Fact from fiction truth from diction. You want a job that (A) provides a steady reliable income so you not only do not have to live hand to mouth but can actually live and enjoy things; (B) that is fun, exciting and not boring; (C) that you won’t have to slave away years to get into it; (C) something that can be secure and self-directed for retirement. What you have described is real estate investing. I cannot remember where the statistic was but more people in the top 5% of society has obtained wealth by real estate than anything else, and if done right can provide a steady stream of income for your retirement.

Most people are taught to go get a job, not to make money, to spend life trying to claw your way to the top. Many never think of real estate because they believe you have to have lots of money or a near perfect credit score. That is OK for those who just want a home and debt. The investor knows there are dozens of not more ways to get property with out a bank or cash of your own. You can get homes by liens, auctions, trade, even barter. Basically you can capitalize off someone else’s misfortune, which happens all the time. Someone losing their home to foreclosure and you hope it is never you another person IS going to get their hands on that property and usually cheaper than the original owner; so there is no feeling guilty needed.

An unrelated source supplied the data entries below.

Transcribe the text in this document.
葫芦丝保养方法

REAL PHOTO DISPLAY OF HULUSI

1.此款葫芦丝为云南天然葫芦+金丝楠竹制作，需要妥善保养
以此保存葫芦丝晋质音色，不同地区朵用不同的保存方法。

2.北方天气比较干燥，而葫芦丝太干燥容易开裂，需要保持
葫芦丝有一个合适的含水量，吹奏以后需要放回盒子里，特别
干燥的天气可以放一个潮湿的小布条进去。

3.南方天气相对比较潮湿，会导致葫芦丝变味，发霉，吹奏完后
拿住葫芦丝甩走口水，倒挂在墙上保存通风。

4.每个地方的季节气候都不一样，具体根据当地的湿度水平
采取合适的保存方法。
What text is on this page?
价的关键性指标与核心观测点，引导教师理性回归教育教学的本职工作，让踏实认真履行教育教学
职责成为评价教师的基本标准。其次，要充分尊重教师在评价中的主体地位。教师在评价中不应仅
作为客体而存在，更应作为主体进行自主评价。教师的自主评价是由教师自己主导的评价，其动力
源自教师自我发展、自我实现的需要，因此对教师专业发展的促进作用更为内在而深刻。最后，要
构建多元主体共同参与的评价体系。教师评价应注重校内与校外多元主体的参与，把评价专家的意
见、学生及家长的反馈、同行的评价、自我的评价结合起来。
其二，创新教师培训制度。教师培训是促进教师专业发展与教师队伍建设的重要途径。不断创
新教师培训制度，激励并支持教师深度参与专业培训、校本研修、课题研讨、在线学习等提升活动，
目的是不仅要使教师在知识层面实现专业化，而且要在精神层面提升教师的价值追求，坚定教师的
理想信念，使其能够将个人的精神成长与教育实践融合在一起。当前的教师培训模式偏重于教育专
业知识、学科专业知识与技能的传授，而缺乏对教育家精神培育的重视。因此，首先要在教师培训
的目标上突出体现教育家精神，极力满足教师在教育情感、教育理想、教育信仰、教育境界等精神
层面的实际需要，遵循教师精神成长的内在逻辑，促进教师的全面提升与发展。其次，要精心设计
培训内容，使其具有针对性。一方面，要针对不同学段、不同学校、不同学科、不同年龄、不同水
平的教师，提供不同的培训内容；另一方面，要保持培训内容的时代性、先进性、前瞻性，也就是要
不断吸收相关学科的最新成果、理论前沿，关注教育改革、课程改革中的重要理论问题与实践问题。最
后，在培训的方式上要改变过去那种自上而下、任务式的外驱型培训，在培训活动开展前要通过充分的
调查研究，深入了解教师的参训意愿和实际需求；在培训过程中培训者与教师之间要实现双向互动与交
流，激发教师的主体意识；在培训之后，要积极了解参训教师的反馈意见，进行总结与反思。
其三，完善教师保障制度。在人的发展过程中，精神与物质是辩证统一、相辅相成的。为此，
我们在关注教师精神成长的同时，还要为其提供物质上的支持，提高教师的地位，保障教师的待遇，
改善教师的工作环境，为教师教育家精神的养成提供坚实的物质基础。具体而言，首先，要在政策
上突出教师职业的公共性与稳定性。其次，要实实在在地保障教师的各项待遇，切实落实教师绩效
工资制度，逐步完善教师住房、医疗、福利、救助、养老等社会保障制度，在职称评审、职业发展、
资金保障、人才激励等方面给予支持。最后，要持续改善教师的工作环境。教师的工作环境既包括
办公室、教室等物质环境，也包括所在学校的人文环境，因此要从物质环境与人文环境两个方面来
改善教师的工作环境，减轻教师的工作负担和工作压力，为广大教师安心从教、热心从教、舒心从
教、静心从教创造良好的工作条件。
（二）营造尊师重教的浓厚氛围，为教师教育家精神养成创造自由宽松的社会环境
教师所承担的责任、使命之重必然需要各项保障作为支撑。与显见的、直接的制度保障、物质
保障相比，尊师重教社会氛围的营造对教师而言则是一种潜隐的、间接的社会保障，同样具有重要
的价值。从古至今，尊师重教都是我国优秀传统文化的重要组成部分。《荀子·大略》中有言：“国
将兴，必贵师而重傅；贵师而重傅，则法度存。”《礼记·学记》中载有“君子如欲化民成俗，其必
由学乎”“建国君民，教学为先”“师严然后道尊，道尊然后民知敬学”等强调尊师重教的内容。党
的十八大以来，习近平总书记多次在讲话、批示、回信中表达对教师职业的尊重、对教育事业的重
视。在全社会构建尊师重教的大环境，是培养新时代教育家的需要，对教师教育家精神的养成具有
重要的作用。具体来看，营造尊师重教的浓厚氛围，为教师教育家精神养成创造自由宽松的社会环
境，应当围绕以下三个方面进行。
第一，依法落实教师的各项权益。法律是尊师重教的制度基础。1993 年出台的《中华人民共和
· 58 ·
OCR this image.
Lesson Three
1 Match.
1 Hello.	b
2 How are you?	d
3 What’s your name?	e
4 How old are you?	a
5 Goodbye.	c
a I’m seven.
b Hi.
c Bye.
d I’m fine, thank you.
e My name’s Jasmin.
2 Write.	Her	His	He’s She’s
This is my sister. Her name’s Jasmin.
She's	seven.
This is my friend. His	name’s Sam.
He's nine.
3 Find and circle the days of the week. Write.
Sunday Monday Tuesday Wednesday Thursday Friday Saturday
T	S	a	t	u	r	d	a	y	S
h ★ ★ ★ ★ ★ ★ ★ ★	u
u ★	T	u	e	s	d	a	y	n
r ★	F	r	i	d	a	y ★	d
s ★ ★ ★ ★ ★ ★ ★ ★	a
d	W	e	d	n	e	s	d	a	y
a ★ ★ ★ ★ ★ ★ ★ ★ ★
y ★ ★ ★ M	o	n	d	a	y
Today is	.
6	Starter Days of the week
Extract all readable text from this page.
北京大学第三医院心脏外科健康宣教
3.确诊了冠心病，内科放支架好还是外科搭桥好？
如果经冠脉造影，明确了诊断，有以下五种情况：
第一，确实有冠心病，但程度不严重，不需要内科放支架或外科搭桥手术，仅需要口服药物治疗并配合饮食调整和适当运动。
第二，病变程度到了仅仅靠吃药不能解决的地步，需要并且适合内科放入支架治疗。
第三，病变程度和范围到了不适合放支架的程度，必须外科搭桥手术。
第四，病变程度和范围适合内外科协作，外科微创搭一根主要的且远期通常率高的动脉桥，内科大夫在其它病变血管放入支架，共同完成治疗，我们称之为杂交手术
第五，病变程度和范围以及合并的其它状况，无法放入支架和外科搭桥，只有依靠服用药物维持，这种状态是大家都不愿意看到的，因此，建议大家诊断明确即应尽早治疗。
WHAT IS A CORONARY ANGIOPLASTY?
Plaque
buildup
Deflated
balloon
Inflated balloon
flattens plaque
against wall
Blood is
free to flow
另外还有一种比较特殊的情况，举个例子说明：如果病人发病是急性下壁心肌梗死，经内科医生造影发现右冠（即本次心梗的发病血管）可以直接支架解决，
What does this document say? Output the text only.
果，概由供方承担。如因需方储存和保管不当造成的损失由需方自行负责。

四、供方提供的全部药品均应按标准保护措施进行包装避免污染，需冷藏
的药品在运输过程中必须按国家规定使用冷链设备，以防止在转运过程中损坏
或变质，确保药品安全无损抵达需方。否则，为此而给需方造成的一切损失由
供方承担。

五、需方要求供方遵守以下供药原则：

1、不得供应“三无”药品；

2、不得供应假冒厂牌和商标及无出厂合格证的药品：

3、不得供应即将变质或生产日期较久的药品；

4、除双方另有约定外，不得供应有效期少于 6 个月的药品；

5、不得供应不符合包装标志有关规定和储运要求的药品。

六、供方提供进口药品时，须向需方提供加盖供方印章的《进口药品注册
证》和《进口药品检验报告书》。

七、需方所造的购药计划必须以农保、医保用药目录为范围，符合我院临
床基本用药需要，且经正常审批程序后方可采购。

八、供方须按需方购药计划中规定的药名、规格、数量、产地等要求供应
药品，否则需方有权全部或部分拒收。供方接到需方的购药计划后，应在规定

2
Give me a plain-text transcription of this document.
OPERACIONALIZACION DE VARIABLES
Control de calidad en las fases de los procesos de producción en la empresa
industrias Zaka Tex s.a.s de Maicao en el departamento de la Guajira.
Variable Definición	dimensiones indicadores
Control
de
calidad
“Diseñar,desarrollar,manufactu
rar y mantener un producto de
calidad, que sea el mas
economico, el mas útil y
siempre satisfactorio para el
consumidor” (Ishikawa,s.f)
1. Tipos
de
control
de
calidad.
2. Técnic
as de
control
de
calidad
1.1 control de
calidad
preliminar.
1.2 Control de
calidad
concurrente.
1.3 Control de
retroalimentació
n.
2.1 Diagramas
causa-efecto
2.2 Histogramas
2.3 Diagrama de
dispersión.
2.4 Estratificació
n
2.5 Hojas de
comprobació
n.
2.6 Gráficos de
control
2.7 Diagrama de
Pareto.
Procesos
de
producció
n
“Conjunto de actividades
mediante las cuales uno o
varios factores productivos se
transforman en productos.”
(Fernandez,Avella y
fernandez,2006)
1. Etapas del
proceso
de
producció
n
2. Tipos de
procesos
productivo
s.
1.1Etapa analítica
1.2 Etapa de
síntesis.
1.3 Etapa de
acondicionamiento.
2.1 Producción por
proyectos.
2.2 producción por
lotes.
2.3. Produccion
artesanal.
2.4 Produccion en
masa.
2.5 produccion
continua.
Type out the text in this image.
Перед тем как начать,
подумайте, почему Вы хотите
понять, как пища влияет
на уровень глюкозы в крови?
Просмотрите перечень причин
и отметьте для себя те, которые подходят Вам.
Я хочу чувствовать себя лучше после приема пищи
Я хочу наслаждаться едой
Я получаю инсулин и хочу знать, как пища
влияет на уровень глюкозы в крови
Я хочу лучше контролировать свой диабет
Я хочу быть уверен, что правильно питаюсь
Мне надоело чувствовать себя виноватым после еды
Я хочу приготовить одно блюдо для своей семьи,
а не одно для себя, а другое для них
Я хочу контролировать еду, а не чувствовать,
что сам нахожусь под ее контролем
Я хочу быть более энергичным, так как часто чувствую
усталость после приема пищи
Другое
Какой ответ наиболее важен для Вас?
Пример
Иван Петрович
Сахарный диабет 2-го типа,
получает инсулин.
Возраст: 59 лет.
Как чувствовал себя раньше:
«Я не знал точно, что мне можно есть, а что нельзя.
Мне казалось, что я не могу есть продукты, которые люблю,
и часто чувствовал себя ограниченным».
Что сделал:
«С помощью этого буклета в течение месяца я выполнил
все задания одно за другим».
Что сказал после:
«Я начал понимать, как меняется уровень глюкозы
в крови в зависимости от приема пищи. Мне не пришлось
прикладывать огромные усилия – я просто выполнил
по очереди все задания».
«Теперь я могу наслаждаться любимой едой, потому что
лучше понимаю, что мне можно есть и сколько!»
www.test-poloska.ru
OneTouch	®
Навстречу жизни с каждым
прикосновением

Sometimes you would want to get it and sell it for a profit other times you want to hold on to it, lease it out. When you lease it out whoever has the lease is de factoly working for you! Because you can’t work on the docks like Mr. Smith, or in the school teaching like Ms. Jackson they do the work for you and give you part of the pay for the privilege of squatting on your property. If you got $200 profit off each of them that is $400 you got sleeping, shopping, attending church, taking a shower. That money comes if you are ill or well, on vacation or doing something else. Imagine $200 times even a dozen leasers? That amount is $2,400 you did not have to bust a bead of sweat for. THAT is how the top 5% make money, with leverage. Do not think of how to trade sweat for dollars but how to get dollars you do not have to sweat for.

Coloma's avatar


Excellent sharing, I parrot you 100%

I think this discussion is a wrap…there is nothing to be added to your beautiful and articulate ‘truths.’ ;-)

YARNLADY's avatar

Beware of the real estate ‘get rich’ attitude. I come from a real estate family, and I can tell you stories of people working hours on end with zero money coming in. Owning a rental property means you have to meet numerous zoning regulations and be prepared to go month and months with no tenants, and pay exorbitant repair bills when the tenants trash your place.

Keeping track of income and expenses, and filing taxes is practically a full time job by itself. You need to be able to budget your expenses over the long term, and have the ability to deal with an inconsistent income.

CMaz's avatar

“the best way to decide”

Don’t. Let life take its course. It is always changing. So will your decisions.